After perhaps three of the longer seconds I had experienced, she smiled a friendly smile and said, "Okay. Sure. Where is your camera?"
Narrowly avoiding swallowing my tongue, I replied, "It's out in my car. I'll run out and get it and be right back!"
"Okay," said she,"we'll be here."
I managed a smile and turned and hurried off, looking back once to ensure she was actually still there. I retrieved my shorts from where I had left them near the lifeguard tower, and as I left the beach area, slipped them on as nudity wasn't allowed off the beach. I walked/half ran over the path leading through the thick growth of sea grapes that protected passers-by from having their eyes despoiled by the sight of nude men and women, hurried past the bathroom, ran down the stairs to the tunnel (painted an almost fluorescent pinkish purple) that went underneath the A1A highway, over the short board walk that carried you across a bit of mangrove swamp, and out onto the parking lot. I quickly found my car, flung open the trunk, and grabbed my camera. I checked to make sure my battery was sufficiently charged and charged back toward the beach, retracing my steps. As I passed the bathroom, I ignored the urge to pee as I wished to waste absolutely no time getting back to my model. I sped past the sea grapes and quickly got out of my shorts, peering ahead to see if the young lady was still there, fearing that maybe this was all a joke and she would be hiding somewhere and watching to laugh uproariously at my disappointment.
But she was still there.
As I approached, she looked up and smiled, and rose to her feet--ever so much more gracefully than I ever could have.
"Okay." she pronounced--apparently a favorite word. "Now, you're not going to take any pictures of my face, right?" she asked, looking a bit concerned.
"Um, well, not if you don't want me to."
"Yes, I'd rather you not." She smiled slightly, and then turned and walked back toward the ocean. I followed, puppy like, in her wake.

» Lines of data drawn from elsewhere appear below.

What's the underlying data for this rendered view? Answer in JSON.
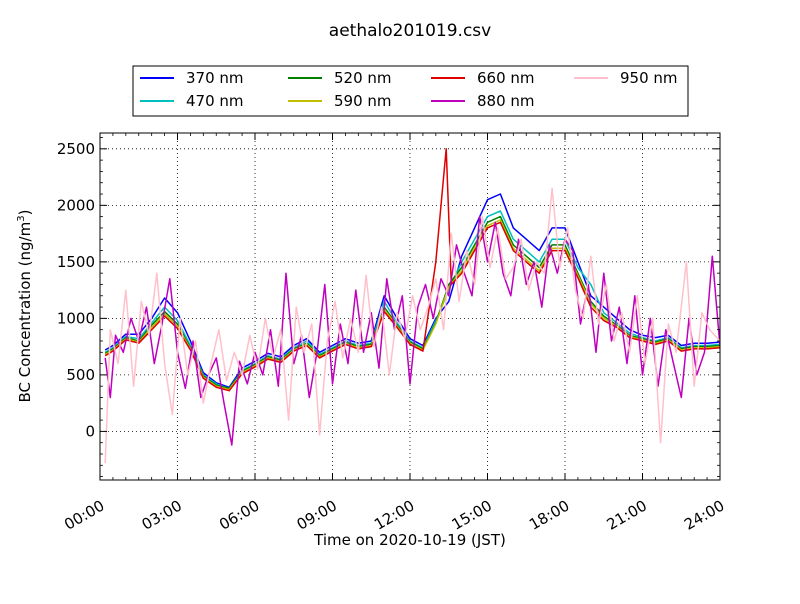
{
  "chart_data": {
    "type": "line",
    "title": "aethalo201019.csv",
    "xlabel": "Time on 2020-10-19 (JST)",
    "ylabel": "BC Concentration (ng/m",
    "ylabel_sup": "3",
    "ylabel_tail": ")",
    "xlim": [
      0,
      24
    ],
    "ylim": [
      -430,
      2640
    ],
    "x_unit": "hours",
    "x_ticks": [
      0,
      3,
      6,
      9,
      12,
      15,
      18,
      21,
      24
    ],
    "x_tick_labels": [
      "00:00",
      "03:00",
      "06:00",
      "09:00",
      "12:00",
      "15:00",
      "18:00",
      "21:00",
      "24:00"
    ],
    "y_ticks": [
      0,
      500,
      1000,
      1500,
      2000,
      2500
    ],
    "y_tick_labels": [
      "0",
      "500",
      "1000",
      "1500",
      "2000",
      "2500"
    ],
    "grid": true,
    "legend_position": "top",
    "series": [
      {
        "name": "370 nm",
        "color": "#0000ff",
        "x": [
          0.2,
          0.5,
          1.0,
          1.5,
          2.0,
          2.5,
          3.0,
          3.5,
          4.0,
          4.5,
          5.0,
          5.5,
          6.0,
          6.5,
          7.0,
          7.5,
          8.0,
          8.5,
          9.0,
          9.5,
          10.0,
          10.5,
          11.0,
          11.5,
          12.0,
          12.5,
          13.0,
          13.5,
          14.0,
          14.5,
          15.0,
          15.5,
          16.0,
          16.5,
          17.0,
          17.5,
          18.0,
          18.5,
          19.0,
          19.5,
          20.0,
          20.5,
          21.0,
          21.5,
          22.0,
          22.5,
          23.0,
          23.5,
          24.0
        ],
        "y": [
          720,
          760,
          860,
          860,
          1000,
          1180,
          1050,
          800,
          520,
          430,
          390,
          560,
          620,
          690,
          660,
          760,
          820,
          700,
          760,
          820,
          780,
          800,
          1200,
          1000,
          820,
          760,
          1000,
          1150,
          1550,
          1800,
          2050,
          2100,
          1800,
          1700,
          1600,
          1800,
          1800,
          1500,
          1200,
          1100,
          1000,
          900,
          850,
          830,
          850,
          760,
          780,
          780,
          790
        ]
      },
      {
        "name": "470 nm",
        "color": "#00bfbf",
        "x": [
          0.2,
          0.5,
          1.0,
          1.5,
          2.0,
          2.5,
          3.0,
          3.5,
          4.0,
          4.5,
          5.0,
          5.5,
          6.0,
          6.5,
          7.0,
          7.5,
          8.0,
          8.5,
          9.0,
          9.5,
          10.0,
          10.5,
          11.0,
          11.5,
          12.0,
          12.5,
          13.0,
          13.5,
          14.0,
          14.5,
          15.0,
          15.5,
          16.0,
          16.5,
          17.0,
          17.5,
          18.0,
          18.5,
          19.0,
          19.5,
          20.0,
          20.5,
          21.0,
          21.5,
          22.0,
          22.5,
          23.0,
          23.5,
          24.0
        ],
        "y": [
          700,
          740,
          840,
          820,
          960,
          1100,
          980,
          760,
          500,
          420,
          380,
          540,
          600,
          670,
          640,
          740,
          800,
          680,
          740,
          800,
          760,
          780,
          1150,
          960,
          800,
          740,
          980,
          1250,
          1500,
          1700,
          1900,
          1950,
          1700,
          1600,
          1500,
          1700,
          1700,
          1450,
          1300,
          1050,
          960,
          870,
          830,
          800,
          830,
          740,
          760,
          760,
          770
        ]
      },
      {
        "name": "520 nm",
        "color": "#008000",
        "x": [
          0.2,
          0.5,
          1.0,
          1.5,
          2.0,
          2.5,
          3.0,
          3.5,
          4.0,
          4.5,
          5.0,
          5.5,
          6.0,
          6.5,
          7.0,
          7.5,
          8.0,
          8.5,
          9.0,
          9.5,
          10.0,
          10.5,
          11.0,
          11.5,
          12.0,
          12.5,
          13.0,
          13.5,
          14.0,
          14.5,
          15.0,
          15.5,
          16.0,
          16.5,
          17.0,
          17.5,
          18.0,
          18.5,
          19.0,
          19.5,
          20.0,
          20.5,
          21.0,
          21.5,
          22.0,
          22.5,
          23.0,
          23.5,
          24.0
        ],
        "y": [
          690,
          730,
          830,
          800,
          940,
          1060,
          950,
          740,
          490,
          410,
          380,
          530,
          590,
          660,
          630,
          730,
          780,
          670,
          730,
          790,
          750,
          770,
          1100,
          940,
          790,
          730,
          960,
          1300,
          1450,
          1650,
          1850,
          1900,
          1650,
          1550,
          1450,
          1650,
          1650,
          1400,
          1150,
          1020,
          940,
          850,
          820,
          790,
          820,
          730,
          750,
          750,
          760
        ]
      },
      {
        "name": "590 nm",
        "color": "#bfbf00",
        "x": [
          0.2,
          0.5,
          1.0,
          1.5,
          2.0,
          2.5,
          3.0,
          3.5,
          4.0,
          4.5,
          5.0,
          5.5,
          6.0,
          6.5,
          7.0,
          7.5,
          8.0,
          8.5,
          9.0,
          9.5,
          10.0,
          10.5,
          11.0,
          11.5,
          12.0,
          12.5,
          13.0,
          13.5,
          14.0,
          14.5,
          15.0,
          15.5,
          16.0,
          16.5,
          17.0,
          17.5,
          18.0,
          18.5,
          19.0,
          19.5,
          20.0,
          20.5,
          21.0,
          21.5,
          22.0,
          22.5,
          23.0,
          23.5,
          24.0
        ],
        "y": [
          680,
          720,
          820,
          790,
          920,
          1040,
          930,
          730,
          480,
          400,
          370,
          520,
          580,
          650,
          620,
          720,
          770,
          660,
          720,
          780,
          740,
          760,
          1080,
          930,
          780,
          720,
          950,
          1280,
          1420,
          1620,
          1820,
          1870,
          1620,
          1520,
          1420,
          1620,
          1620,
          1380,
          1130,
          1000,
          930,
          840,
          810,
          780,
          810,
          720,
          740,
          740,
          750
        ]
      },
      {
        "name": "660 nm",
        "color": "#e00000",
        "x": [
          0.2,
          0.5,
          1.0,
          1.5,
          2.0,
          2.5,
          3.0,
          3.5,
          4.0,
          4.5,
          5.0,
          5.5,
          6.0,
          6.5,
          7.0,
          7.5,
          8.0,
          8.5,
          9.0,
          9.5,
          10.0,
          10.5,
          11.0,
          11.5,
          12.0,
          12.5,
          13.0,
          13.4,
          13.6,
          14.0,
          14.5,
          15.0,
          15.5,
          16.0,
          16.5,
          17.0,
          17.5,
          18.0,
          18.5,
          19.0,
          19.5,
          20.0,
          20.5,
          21.0,
          21.5,
          22.0,
          22.5,
          23.0,
          23.5,
          24.0
        ],
        "y": [
          670,
          710,
          810,
          780,
          900,
          1020,
          910,
          720,
          470,
          390,
          360,
          510,
          570,
          640,
          610,
          710,
          760,
          650,
          710,
          770,
          730,
          750,
          1060,
          920,
          770,
          710,
          1500,
          2500,
          1300,
          1400,
          1600,
          1800,
          1850,
          1600,
          1500,
          1400,
          1600,
          1600,
          1360,
          1100,
          980,
          920,
          830,
          800,
          770,
          800,
          710,
          730,
          730,
          740
        ]
      },
      {
        "name": "880 nm",
        "color": "#bf00bf",
        "x": [
          0.2,
          0.4,
          0.6,
          0.9,
          1.2,
          1.5,
          1.8,
          2.1,
          2.4,
          2.7,
          3.0,
          3.3,
          3.6,
          3.9,
          4.2,
          4.5,
          4.8,
          5.1,
          5.4,
          5.7,
          6.0,
          6.3,
          6.6,
          6.9,
          7.2,
          7.5,
          7.8,
          8.1,
          8.4,
          8.7,
          9.0,
          9.3,
          9.6,
          9.9,
          10.2,
          10.5,
          10.8,
          11.1,
          11.4,
          11.7,
          12.0,
          12.3,
          12.6,
          12.9,
          13.2,
          13.5,
          13.8,
          14.1,
          14.4,
          14.7,
          15.0,
          15.3,
          15.6,
          15.9,
          16.2,
          16.5,
          16.8,
          17.1,
          17.4,
          17.7,
          18.0,
          18.3,
          18.6,
          18.9,
          19.2,
          19.5,
          19.8,
          20.1,
          20.4,
          20.7,
          21.0,
          21.3,
          21.6,
          21.9,
          22.2,
          22.5,
          22.8,
          23.1,
          23.4,
          23.7,
          24.0
        ],
        "y": [
          650,
          300,
          850,
          700,
          1000,
          800,
          1100,
          600,
          950,
          1350,
          700,
          380,
          800,
          300,
          500,
          650,
          250,
          -120,
          620,
          420,
          700,
          500,
          900,
          400,
          1400,
          600,
          850,
          300,
          700,
          1300,
          420,
          950,
          600,
          1250,
          700,
          1050,
          560,
          1350,
          900,
          1200,
          420,
          1100,
          1300,
          1000,
          1350,
          1200,
          1650,
          1400,
          1200,
          1900,
          1500,
          1850,
          1400,
          1200,
          1700,
          1300,
          1500,
          1100,
          1650,
          1400,
          1700,
          1600,
          950,
          1300,
          700,
          1400,
          800,
          1100,
          600,
          1200,
          500,
          1000,
          400,
          900,
          600,
          300,
          1000,
          500,
          700,
          1550,
          750
        ]
      },
      {
        "name": "950 nm",
        "color": "#ffc0cb",
        "x": [
          0.2,
          0.4,
          0.7,
          1.0,
          1.3,
          1.6,
          1.9,
          2.2,
          2.5,
          2.8,
          3.1,
          3.4,
          3.7,
          4.0,
          4.3,
          4.6,
          4.9,
          5.2,
          5.5,
          5.8,
          6.1,
          6.4,
          6.7,
          7.0,
          7.3,
          7.6,
          7.9,
          8.2,
          8.5,
          8.8,
          9.1,
          9.4,
          9.7,
          10.0,
          10.3,
          10.6,
          10.9,
          11.2,
          11.5,
          11.8,
          12.1,
          12.4,
          12.7,
          13.0,
          13.3,
          13.6,
          13.9,
          14.2,
          14.5,
          14.8,
          15.1,
          15.4,
          15.7,
          16.0,
          16.3,
          16.6,
          16.9,
          17.2,
          17.5,
          17.8,
          18.1,
          18.4,
          18.7,
          19.0,
          19.3,
          19.6,
          19.9,
          20.2,
          20.5,
          20.8,
          21.1,
          21.4,
          21.7,
          22.0,
          22.3,
          22.7,
          23.0,
          23.3,
          23.6,
          24.0
        ],
        "y": [
          -280,
          900,
          600,
          1250,
          400,
          1150,
          850,
          1400,
          600,
          150,
          1000,
          500,
          800,
          250,
          600,
          900,
          450,
          700,
          500,
          850,
          550,
          1000,
          650,
          900,
          100,
          1100,
          700,
          950,
          -30,
          800,
          1150,
          650,
          1000,
          700,
          1380,
          750,
          1100,
          500,
          1050,
          820,
          1200,
          900,
          1100,
          1350,
          900,
          1750,
          1150,
          1600,
          1300,
          1900,
          1450,
          1800,
          1350,
          1450,
          1700,
          1250,
          1500,
          1400,
          2150,
          1450,
          1800,
          1250,
          1000,
          1550,
          950,
          1300,
          800,
          1050,
          700,
          1200,
          600,
          1000,
          -100,
          950,
          700,
          1500,
          400,
          1050,
          900,
          800
        ]
      }
    ]
  }
}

She stopped where the waves would just wash over her feet, and turned and asked, "Here?"
"That's great" I replied.
She then turned back to face the ocean and I backed away, having in my mind to take pictures with her beautiful body small against the backdrop of the huge sea and sky.
She began her posing, and I began my picture taking. Yes, I was disappointed that I was not going to be allowed to photograph her adorable face. That restriction would handcuff me considerably. Yet that disappointment was lost in the glare of what I COULD photograph. If I had had more time, I could have discovered many creative ways to capture her image frontally but still respecting her wishes, but free modeling doesn't last forever.
Several minutes into the session, she did something for which I am forever grateful. She undid her hair. So mesmerized was I with what she was presenting, it quite possibly never would have occurred to me to ask her to do this. But do it she did, letting down her luscious locks which fell more than halfway to her waist. After several more minutes, she turned to me questioningly, and I approached her with a couple of requests for further poses--one of which allowed me to capture a few images of a breast, and even a sliver of her face.
A few more minutes, and she was finished. Alas.
So enamored of her modeling potential, I offered to pay her for her further services. But unfortunately, she was not interested.
And so ended, 10 minutes after it started, my first session with a semi-nude model. It's hard to imagine me ever having a finer one--but hope lives eternal.